La gestion des absences est l’un des défis RH les plus chronophages pour un directeur d’établissement de santé. Appels téléphoniques en cascade, agences d’intérim sollicitées au dernier moment, soignants peu familiers des protocoles maison – la recette d’une journée sous tension. Le pool de remplacement répond à ce problème de fond en organisant, à l’avance, une réserve de soignants mobilisables.

Cet article s’adresse aux directeurs d’EHPAD, DRH et cadres de santé qui souhaitent comprendre ce qu’est un pool de remplacement, comment le structurer et comment le piloter. Pour aller plus loin sur les enjeux d’absentéisme dans votre établissement, consultez notre analyse sur l’absentéisme en EHPAD : causes, coûts et leviers d’action.

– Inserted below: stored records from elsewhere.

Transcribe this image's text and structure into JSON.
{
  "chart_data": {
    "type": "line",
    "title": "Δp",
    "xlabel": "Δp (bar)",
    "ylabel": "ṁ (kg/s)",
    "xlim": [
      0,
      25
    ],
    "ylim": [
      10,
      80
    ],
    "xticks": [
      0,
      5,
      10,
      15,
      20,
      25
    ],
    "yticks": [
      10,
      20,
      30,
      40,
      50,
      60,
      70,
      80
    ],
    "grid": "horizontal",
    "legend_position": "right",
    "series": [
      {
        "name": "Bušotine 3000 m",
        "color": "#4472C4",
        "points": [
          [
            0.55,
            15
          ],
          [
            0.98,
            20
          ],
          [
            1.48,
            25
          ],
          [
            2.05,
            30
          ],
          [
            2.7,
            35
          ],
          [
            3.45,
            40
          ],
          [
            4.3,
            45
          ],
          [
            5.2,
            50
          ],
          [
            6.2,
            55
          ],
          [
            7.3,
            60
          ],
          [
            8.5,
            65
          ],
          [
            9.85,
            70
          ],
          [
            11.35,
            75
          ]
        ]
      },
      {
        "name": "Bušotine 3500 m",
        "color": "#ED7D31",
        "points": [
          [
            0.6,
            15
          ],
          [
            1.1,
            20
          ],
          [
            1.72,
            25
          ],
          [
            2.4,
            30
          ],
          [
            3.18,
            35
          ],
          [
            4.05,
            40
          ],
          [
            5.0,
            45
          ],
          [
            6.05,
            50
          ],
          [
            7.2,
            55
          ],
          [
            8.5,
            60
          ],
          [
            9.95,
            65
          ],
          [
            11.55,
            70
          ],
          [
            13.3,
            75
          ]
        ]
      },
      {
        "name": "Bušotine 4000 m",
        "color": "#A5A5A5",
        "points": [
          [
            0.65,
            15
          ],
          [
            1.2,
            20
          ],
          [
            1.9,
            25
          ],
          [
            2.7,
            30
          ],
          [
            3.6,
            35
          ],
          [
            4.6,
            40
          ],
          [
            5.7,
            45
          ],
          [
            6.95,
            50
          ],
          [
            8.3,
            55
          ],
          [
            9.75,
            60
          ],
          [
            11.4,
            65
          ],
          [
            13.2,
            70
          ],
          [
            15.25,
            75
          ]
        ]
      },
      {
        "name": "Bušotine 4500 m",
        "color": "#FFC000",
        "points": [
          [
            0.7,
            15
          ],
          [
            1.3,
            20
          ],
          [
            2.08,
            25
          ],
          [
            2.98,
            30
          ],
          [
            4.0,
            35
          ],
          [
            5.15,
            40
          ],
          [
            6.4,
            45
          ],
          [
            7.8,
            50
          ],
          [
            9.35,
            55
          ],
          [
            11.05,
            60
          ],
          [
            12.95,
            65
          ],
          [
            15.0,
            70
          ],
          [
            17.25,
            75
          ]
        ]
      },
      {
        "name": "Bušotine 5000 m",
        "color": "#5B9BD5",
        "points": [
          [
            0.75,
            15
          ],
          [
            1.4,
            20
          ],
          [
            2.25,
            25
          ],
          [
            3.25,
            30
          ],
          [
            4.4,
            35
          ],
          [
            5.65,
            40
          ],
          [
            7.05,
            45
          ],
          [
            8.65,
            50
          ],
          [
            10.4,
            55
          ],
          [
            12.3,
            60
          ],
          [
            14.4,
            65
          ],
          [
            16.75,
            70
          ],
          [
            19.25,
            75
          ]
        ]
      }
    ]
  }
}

Qu’est-ce qu’un pool de remplacement en établissement de santé

Définition et périmètre

Un pool de remplacement – aussi appelé pool de suppléance – est un dispositif interne par lequel un établissement de santé constitue un groupe de professionnels disponibles pour couvrir les absences. Ces soignants font partie intégrante de la structure : ils sont salariés de l’établissement, sans affectation permanente à un service précis.

Il est important de distinguer deux réalités souvent confondues :

  • Le pool interne regroupe des soignants en CDI ou CDD spécifiquement recrutés pour la mobilité interne.
  • Le vivier de vacataires fait appel à des professionnels extérieurs, qu’on contacte régulièrement mais qui ne sont pas salariés de l’établissement.

Ces deux dispositifs sont complémentaires. Le premier assure la stabilité ; le second apporte de la souplesse pour les pics d’activité ou les absences longues.

Les profils qui composent un pool

Un pool de remplacement s’adresse généralement aux IDE (infirmiers diplômés d’État), aux aides-soignants et aux AES (accompagnants éducatifs et sociaux). Selon la taille de l’établissement, des agents de service hospitalier peuvent également y être intégrés.

Contrairement à une idée reçue, les soignants du pool ne sont pas des profils en attente d’un poste « fixe ». Ce sont des professionnels expérimentés qui ont délibérément choisi la mobilité : polyvalence multi-services, variété des situations cliniques, parfois meilleure compatibilité avec leurs contraintes personnelles. Ce profil est un atout RH en matière de recrutement, à condition de bien le valoriser.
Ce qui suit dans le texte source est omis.